Gatos que herdam apenas uma cópia do gene laranja — e a outra cópia é preta — apresentam coloração parcial em seus pelos; ou com um padrão manchado, conhecido como casco de tartaruga, ou com manchas laranja, pretas e brancas, típicas da pelagem de chita. Isso ocorre por meio de um fenômeno genético chamado inativação aleatória do cromossomo X, no qual uma das duas cópias é desativada em cada célula. Como resultado, forma-se um mosaico de células pigmentares: algumas expressam a cor laranja e outras não.
A equipe de Sasaki analisou o DNA de 18 gatos — 10 ruivos e oito não ruivos — e descobriu que todos os gatos laranja compartilhavam uma deleção específica no gene.

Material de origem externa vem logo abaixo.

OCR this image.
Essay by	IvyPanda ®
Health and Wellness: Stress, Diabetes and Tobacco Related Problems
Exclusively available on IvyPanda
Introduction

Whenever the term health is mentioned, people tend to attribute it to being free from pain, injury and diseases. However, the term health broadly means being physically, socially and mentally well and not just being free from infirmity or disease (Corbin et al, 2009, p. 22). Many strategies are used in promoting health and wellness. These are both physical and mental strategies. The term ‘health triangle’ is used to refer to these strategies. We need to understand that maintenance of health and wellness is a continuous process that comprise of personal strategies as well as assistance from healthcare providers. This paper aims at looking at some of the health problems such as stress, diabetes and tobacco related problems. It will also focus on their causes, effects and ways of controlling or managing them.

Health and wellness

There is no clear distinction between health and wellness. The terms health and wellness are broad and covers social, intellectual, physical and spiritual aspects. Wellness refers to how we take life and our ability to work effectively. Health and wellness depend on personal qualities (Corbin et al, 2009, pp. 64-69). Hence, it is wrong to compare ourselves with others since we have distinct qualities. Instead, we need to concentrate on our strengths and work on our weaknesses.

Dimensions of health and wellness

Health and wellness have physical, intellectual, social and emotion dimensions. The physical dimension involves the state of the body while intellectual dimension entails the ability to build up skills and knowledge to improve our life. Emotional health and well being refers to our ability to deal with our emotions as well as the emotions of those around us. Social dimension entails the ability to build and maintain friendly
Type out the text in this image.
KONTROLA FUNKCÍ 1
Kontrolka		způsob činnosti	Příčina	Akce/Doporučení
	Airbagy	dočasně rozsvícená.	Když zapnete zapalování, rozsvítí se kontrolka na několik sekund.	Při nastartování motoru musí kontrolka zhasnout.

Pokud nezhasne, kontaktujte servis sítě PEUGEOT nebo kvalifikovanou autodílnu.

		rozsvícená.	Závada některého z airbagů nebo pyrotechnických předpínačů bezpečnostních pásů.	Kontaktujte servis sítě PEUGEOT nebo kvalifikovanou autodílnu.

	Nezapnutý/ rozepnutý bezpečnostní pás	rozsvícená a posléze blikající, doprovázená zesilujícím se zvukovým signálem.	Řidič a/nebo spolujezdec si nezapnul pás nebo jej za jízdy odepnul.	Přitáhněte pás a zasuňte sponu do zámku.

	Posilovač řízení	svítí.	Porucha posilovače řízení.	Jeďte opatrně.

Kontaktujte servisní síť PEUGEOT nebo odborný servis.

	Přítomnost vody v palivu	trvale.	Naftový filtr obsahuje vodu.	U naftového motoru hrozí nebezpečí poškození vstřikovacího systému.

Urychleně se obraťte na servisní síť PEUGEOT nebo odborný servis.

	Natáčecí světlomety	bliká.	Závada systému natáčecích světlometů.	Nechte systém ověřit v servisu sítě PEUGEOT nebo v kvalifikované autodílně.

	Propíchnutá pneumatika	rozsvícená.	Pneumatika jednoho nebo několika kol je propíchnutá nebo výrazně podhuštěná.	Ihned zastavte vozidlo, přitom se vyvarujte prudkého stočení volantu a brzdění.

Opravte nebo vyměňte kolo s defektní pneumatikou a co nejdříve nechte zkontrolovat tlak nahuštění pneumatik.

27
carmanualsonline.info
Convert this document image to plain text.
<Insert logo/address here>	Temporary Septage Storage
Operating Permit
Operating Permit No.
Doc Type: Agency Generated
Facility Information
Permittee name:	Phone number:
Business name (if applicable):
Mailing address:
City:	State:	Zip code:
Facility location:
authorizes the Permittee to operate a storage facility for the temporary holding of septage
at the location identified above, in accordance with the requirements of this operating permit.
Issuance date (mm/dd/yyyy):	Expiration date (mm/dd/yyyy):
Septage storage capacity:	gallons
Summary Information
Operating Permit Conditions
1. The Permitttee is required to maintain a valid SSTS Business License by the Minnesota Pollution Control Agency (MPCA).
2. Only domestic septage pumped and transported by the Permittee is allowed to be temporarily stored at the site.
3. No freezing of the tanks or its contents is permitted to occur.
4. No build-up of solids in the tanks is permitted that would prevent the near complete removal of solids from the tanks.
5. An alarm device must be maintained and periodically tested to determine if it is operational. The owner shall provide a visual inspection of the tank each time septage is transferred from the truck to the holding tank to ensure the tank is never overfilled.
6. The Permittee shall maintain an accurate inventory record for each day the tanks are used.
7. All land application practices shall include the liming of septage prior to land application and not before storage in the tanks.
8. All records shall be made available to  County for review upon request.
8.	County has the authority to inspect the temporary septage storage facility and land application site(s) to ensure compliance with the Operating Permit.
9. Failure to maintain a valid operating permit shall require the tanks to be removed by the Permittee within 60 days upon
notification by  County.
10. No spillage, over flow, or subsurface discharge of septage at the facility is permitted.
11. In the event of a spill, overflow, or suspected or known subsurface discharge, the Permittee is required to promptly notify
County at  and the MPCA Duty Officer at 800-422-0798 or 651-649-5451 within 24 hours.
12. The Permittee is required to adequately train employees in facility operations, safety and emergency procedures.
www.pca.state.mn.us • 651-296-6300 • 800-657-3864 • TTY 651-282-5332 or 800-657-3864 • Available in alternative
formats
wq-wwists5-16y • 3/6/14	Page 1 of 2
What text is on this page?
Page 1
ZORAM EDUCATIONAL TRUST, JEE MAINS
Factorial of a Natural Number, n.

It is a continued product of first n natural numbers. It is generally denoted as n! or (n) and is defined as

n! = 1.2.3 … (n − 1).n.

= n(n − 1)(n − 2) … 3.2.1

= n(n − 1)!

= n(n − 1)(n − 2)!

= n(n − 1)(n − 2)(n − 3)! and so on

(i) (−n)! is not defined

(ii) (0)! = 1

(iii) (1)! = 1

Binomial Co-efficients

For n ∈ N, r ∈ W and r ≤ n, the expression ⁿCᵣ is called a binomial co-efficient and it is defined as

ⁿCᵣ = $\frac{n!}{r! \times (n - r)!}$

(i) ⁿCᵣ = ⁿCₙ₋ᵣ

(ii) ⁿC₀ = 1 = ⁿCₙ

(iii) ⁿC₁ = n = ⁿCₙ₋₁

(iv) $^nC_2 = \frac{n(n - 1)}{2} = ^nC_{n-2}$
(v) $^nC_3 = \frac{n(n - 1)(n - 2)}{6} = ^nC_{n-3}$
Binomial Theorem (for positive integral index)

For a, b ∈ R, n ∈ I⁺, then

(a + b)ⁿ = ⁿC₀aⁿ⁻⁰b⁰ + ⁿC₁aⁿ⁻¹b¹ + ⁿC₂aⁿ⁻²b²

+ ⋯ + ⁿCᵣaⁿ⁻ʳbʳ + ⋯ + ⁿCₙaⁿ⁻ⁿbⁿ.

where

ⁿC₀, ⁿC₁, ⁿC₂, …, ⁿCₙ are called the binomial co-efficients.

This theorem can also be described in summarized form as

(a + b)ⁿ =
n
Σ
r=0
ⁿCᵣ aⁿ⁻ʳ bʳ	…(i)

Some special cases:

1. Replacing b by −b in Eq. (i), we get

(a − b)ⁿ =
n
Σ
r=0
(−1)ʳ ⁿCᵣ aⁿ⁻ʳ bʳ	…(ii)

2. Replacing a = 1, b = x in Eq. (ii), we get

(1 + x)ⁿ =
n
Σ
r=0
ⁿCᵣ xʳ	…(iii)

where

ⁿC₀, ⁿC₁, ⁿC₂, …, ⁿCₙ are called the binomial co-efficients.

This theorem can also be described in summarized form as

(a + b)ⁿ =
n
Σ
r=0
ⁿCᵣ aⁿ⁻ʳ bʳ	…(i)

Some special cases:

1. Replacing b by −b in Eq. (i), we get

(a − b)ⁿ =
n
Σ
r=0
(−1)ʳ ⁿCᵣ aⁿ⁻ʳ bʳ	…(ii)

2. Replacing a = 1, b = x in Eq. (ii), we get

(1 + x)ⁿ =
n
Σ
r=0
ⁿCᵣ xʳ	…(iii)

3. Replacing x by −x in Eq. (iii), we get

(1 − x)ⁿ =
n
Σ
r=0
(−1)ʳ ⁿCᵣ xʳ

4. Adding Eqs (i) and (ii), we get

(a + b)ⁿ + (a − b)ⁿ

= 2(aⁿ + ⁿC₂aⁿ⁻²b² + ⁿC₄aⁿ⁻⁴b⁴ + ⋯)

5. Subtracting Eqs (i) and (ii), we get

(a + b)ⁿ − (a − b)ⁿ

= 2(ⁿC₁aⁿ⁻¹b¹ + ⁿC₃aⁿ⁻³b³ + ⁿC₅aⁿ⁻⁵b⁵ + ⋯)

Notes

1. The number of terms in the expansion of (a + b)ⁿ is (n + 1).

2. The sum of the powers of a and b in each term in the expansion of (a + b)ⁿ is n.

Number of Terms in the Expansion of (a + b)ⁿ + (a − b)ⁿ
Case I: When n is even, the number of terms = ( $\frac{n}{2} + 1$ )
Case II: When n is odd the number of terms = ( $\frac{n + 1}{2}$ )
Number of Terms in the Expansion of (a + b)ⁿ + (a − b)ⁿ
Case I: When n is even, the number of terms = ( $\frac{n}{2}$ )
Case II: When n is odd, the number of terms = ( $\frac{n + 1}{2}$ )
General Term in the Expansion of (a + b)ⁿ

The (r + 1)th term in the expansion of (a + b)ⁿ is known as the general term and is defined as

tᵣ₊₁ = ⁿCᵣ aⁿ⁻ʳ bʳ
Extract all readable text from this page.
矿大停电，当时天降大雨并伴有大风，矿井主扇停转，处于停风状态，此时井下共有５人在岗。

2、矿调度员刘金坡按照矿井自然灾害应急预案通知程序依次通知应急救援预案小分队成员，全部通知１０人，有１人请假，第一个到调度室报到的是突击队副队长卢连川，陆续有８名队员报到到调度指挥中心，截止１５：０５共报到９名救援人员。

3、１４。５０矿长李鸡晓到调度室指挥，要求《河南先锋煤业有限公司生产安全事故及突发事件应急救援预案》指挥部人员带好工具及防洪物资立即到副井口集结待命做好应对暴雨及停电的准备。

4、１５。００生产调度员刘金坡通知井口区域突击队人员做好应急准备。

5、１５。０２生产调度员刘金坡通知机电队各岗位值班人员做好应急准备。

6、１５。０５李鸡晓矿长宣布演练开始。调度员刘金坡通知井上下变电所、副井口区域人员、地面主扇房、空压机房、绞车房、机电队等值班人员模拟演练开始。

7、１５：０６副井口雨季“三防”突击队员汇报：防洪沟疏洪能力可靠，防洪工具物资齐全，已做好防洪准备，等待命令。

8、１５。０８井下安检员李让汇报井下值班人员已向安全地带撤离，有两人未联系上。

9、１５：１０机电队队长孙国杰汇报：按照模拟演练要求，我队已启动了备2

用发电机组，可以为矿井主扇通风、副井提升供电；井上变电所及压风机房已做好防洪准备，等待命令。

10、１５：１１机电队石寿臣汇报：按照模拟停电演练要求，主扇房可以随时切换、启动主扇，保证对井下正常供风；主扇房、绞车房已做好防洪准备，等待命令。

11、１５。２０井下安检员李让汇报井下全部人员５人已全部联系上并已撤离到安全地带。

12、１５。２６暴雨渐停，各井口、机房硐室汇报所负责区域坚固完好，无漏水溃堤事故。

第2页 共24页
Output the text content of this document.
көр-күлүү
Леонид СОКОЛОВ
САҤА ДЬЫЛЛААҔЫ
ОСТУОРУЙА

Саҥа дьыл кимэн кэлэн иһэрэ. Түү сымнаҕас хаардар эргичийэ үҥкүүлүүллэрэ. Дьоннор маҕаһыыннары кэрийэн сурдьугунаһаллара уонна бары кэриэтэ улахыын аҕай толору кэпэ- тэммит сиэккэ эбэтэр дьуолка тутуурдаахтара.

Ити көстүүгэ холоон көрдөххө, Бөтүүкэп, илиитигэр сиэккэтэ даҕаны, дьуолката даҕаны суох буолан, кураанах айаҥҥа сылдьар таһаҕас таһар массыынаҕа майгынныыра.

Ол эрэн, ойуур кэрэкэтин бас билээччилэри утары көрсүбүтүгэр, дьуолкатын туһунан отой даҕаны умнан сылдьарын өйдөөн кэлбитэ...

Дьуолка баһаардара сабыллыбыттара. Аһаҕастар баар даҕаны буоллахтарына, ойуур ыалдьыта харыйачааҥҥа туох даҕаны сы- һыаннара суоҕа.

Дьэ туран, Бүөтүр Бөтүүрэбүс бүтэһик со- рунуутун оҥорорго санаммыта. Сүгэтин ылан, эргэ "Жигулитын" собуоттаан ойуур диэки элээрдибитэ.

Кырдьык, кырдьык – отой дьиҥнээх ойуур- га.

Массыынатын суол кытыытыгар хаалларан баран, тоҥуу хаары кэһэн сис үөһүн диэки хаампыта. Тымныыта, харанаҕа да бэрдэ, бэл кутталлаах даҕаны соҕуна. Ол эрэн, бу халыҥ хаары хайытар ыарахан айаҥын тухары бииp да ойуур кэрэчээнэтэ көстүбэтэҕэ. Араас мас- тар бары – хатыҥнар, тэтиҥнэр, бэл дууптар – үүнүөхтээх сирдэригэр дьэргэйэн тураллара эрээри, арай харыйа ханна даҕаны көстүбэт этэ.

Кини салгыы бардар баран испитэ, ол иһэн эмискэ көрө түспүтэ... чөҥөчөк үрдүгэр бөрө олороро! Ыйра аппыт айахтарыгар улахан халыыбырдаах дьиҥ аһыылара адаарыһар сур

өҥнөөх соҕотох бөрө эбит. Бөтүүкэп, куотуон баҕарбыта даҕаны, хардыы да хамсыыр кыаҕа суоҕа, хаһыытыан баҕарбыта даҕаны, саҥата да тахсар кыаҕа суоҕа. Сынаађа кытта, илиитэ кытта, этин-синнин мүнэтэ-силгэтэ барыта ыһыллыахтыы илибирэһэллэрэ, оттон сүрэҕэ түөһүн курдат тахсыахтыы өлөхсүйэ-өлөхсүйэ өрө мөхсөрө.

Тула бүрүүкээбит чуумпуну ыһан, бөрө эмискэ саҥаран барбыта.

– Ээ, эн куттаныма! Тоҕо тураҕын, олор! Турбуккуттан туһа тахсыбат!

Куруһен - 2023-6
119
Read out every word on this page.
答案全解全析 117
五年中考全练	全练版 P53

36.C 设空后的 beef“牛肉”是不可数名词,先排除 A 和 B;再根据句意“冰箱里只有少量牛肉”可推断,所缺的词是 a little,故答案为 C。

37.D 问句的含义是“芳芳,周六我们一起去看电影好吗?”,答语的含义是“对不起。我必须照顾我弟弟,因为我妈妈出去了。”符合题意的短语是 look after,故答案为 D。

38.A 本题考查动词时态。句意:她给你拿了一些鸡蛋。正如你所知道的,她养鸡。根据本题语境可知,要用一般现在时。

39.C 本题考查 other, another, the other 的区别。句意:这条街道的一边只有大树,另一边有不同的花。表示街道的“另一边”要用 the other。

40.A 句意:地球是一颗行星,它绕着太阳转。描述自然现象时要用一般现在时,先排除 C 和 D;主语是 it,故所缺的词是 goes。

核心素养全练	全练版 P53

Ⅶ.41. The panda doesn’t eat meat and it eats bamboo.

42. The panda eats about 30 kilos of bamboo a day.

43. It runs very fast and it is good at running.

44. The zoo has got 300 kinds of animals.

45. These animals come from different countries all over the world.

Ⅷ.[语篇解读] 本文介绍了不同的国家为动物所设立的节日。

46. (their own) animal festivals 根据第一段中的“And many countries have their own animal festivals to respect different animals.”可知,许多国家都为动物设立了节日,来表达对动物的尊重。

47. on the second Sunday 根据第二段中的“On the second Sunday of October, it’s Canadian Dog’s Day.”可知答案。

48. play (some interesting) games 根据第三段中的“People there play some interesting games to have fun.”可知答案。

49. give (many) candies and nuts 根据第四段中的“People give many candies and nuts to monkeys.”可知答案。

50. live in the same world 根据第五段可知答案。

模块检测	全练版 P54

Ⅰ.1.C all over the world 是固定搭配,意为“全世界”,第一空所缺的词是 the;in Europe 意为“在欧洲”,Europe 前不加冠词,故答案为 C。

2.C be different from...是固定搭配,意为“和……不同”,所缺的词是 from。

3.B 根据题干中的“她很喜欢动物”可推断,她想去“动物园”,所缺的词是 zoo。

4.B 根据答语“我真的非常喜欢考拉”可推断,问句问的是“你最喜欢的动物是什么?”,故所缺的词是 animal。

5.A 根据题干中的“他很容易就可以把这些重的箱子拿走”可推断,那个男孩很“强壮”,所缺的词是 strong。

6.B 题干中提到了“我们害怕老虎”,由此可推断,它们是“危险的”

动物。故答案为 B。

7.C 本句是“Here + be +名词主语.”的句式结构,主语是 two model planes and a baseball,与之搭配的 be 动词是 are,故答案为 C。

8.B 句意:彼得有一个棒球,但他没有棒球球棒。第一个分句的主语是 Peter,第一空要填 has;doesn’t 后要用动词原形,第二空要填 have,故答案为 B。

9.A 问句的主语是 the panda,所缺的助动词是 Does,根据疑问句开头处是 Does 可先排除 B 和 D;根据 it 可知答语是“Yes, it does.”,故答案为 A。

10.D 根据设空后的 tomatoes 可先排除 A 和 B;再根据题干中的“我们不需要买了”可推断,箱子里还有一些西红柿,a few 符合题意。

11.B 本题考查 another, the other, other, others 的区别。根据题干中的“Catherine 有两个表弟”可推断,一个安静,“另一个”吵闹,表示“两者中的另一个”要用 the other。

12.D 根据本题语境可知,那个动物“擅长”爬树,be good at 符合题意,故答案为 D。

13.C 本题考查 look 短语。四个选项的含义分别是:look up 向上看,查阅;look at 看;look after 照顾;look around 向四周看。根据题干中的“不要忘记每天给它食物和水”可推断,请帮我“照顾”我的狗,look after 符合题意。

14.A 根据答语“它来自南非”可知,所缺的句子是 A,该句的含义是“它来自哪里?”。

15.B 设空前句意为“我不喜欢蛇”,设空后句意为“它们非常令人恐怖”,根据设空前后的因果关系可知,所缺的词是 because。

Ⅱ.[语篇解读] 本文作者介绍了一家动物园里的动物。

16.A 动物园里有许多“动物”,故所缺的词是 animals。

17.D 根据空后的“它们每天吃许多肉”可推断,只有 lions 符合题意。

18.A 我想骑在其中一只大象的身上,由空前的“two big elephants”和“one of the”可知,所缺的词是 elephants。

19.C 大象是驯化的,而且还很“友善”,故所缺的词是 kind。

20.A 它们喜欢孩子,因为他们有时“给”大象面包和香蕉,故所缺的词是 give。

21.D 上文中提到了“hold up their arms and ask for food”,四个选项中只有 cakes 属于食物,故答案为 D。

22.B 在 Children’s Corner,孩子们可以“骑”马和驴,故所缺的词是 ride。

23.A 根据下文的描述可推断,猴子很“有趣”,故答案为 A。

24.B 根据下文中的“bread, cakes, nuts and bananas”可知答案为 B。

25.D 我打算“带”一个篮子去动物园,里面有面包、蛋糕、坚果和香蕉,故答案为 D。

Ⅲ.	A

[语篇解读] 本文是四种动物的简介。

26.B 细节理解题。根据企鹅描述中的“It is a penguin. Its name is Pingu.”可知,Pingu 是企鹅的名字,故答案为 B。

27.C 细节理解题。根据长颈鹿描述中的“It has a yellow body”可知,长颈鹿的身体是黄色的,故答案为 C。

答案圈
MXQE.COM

Enquanto isso, cientistas americanos realizaram uma análise funcional usando células e tecidos de gatos laranja e tartaruga. “Um dos principais experimentos em nosso estudo usou tecido fetal de gatos obtidos em clínicas de esterilização, o que nos ajudou a rastrear como a mutação funciona no nível celular”, explica Kaelin.

Isso porque o gato não é um modelo experimental — como os camundongos de laboratório —, afirma Priscila Ramos, cientista sênior do Instituto Nacional de Pesquisa e Tecnologia Agropecuária e de Alimentos . "Os estudos são baseados em amostras obtidas em clínicas ou de animais que morreram de causas naturais, o que torna mais difícil conduzir pesquisas que envolvam manipulação direta de seu DNA", acrescenta o especialista em genética.
Um quebra-cabeça genéticoO gene ARHGAP36 estava sendo investigado por cientistas nas áreas de câncer e biologia do desenvolvimento. É normalmente expresso em tecidos neuroendócrinos, onde pode causar tumores. Seu efeito nas células pigmentares não era conhecido. "Em estudos com humanos, [o gene] foi associado a problemas de desenvolvimento ou câncer. Em gatos, não foi observado que ele se expressasse nesses tecidos e, quando essa mutação ocorre, ela influencia apenas a produção de melanina: é por isso que a cor alaranjada da pelagem aparece", diz Ramos.
Os esforços para entender como os gatos domésticos adquiriram cores e padrões diferentes, dizem os cientistas, são uma porta de entrada para entender o surgimento de outras características físicas, das manchas das chitas à fisionomia dos golfinhos.
A descoberta foi facilitada, em parte, pelo desenvolvimento de recursos genômicos para gatos, que só recentemente se tornaram disponíveis. Christopher Kaelin ressalta que grande parte da pesquisa genética dos últimos 30 anos envolveu a identificação de mutações em um gene. “No nosso caso, as mutações estão presentes em 98% do genoma”, conclui.